JAJAJA!... ¿DE QUÉ?

 A riesgo de no volver a recibir una sola respuesta, para cada una de las homilías y comentarios que suelto, a través de mis queridísimas redes sociales, de las cuales soy usuario, partícipe y cómplice, me dirijo a tu atención a causa del archisobreusado jajaja! No quería escribir esto, pero es que veo que de verdad hace falta decir algo. Lo primero, yo también soy culpable, pero ¿Por qué se dice? ¿por qué parece necesario quitarle fuerza o intención a las palabras, terminando la frase con un jajaja!
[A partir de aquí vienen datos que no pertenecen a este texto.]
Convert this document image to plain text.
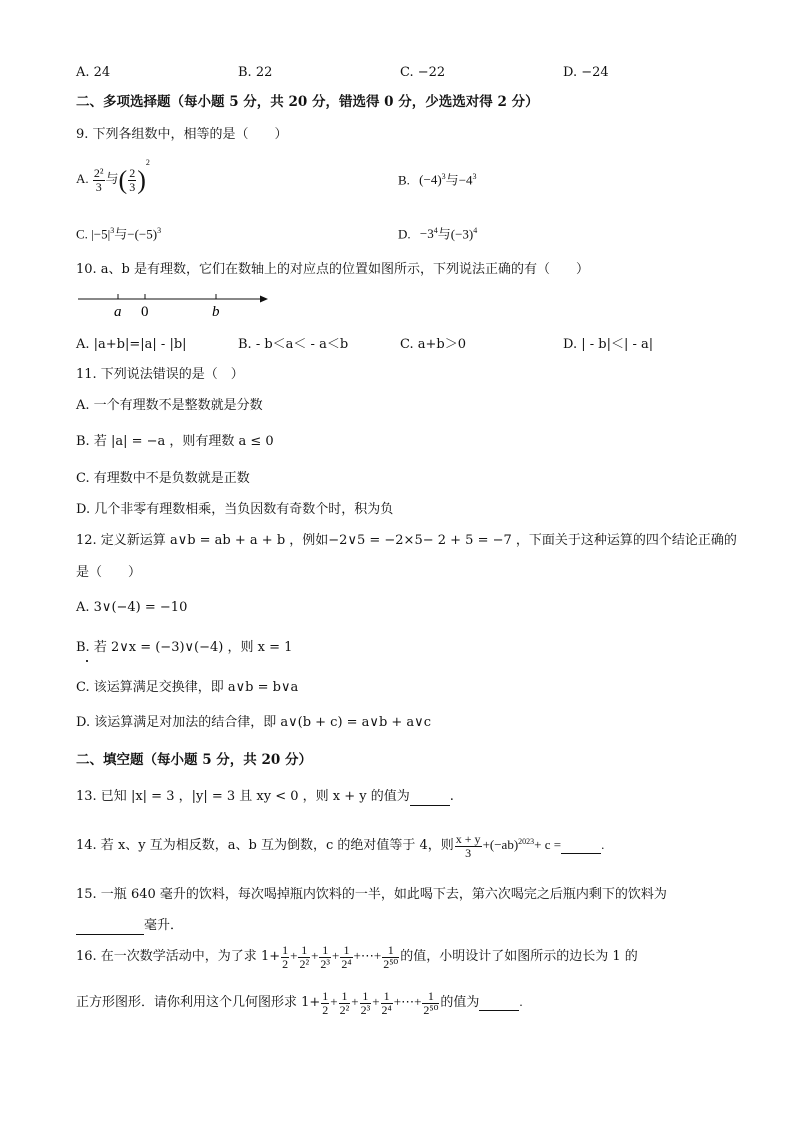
A. 24	B. 22	C. −22	D. −24
二、多项选择题（每小题 5 分，共 20 分，错选得 0 分，少选选对得 2 分）
9. 下列各组数中，相等的是（　　）
A. $\frac{\text{2²}}{3}$ 与( $\frac{2}{3} )^2$
B. $(-4)^3$与$-4^3$
C. $|-5|^3$与$-(-5)^3$	D. $-3^4$与$(-3)^4$
10. a、b 是有理数，它们在数轴上的对应点的位置如图所示，下列说法正确的有（　　）
a 0	b
A. |a+b|=|a| - |b|	B. - b＜a＜ - a＜b	C. a+b＞0	D. | - b|＜| - a|
11. 下列说法错误的是（　）
A. 一个有理数不是整数就是分数
B. 若 |a| = −a ，则有理数 a ≤ 0
C. 有理数中不是负数就是正数
D. 几个非零有理数相乘，当负因数有奇数个时，积为负
12. 定义新运算 a∨b = ab + a + b ，例如−2∨5 = −2×5− 2 + 5 = −7 ，下面关于这种运算的四个结论正确的
是（　　）
A. 3∨(−4) = −10
B. 若 2∨x = (−3)∨(−4) ，则 x = 1
C. 该运算满足交换律，即 a∨b = b∨a
D. 该运算满足对加法的结合律，即 a∨(b + c) = a∨b + a∨c
二、填空题（每小题 5 分，共 20 分）
13. 已知 |x| = 3 ，|y| = 3 且 xy < 0 ，则 x + y 的值为	.
14. 若 x、y 互为相反数，a、b 互为倒数，c 的绝对值等于 4，则 $\frac{x + y}{3} +(-ab)^{2023}+ c$ =	.
15. 一瓶 640 毫升的饮料，每次喝掉瓶内饮料的一半，如此喝下去，第六次喝完之后瓶内剩下的饮料为
毫升．
16. 在一次数学活动中，为了求 $1+ \frac{1}{2} + \frac{1}{\text{2²}} + \frac{1}{\text{2³}} + \frac{1}{\text{2⁴}}$ +⋯+ $\frac{1}{\text{2⁵⁰}}$ 的值，小明设计了如图所示的边长为 1 的
正方形图形．请你利用这个几何图形求 $1+ \frac{1}{2} + \frac{1}{\text{2²}} + \frac{1}{\text{2³}} + \frac{1}{\text{2⁴}}$ +⋯+ $\frac{1}{\text{2⁵⁰}}$ 的值为	.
Hay cosas que o se dicen, o no se dicen, pero decirlas y terminarlas con un jajaja! es quitarles fuerza, intención… abaratarlas a fin de cuentas. Si me conoces en el tú a tú, sabes y recordarás, que una de mis citas célebres es: el lenguaje es maravilloso, porque me gusta mucho jugar con las palabras, los dobles sentidos y a fin de cuentas, decir las cosas sin decirlas. Eso mola, que te entiendan sin ser explícito, o incluso sin hablar. Los que se pasan la vida buscando frases brillantes, para dejar en jaque a la mujer a la que aspiran o persiguen, deberían aplicarse este pequeño cuento, el de decir las cosas sin decirlas. Pero si eres explícito, lo eres y tampoco pasa nada, siempre y cuando mantengas la corrección y la educación.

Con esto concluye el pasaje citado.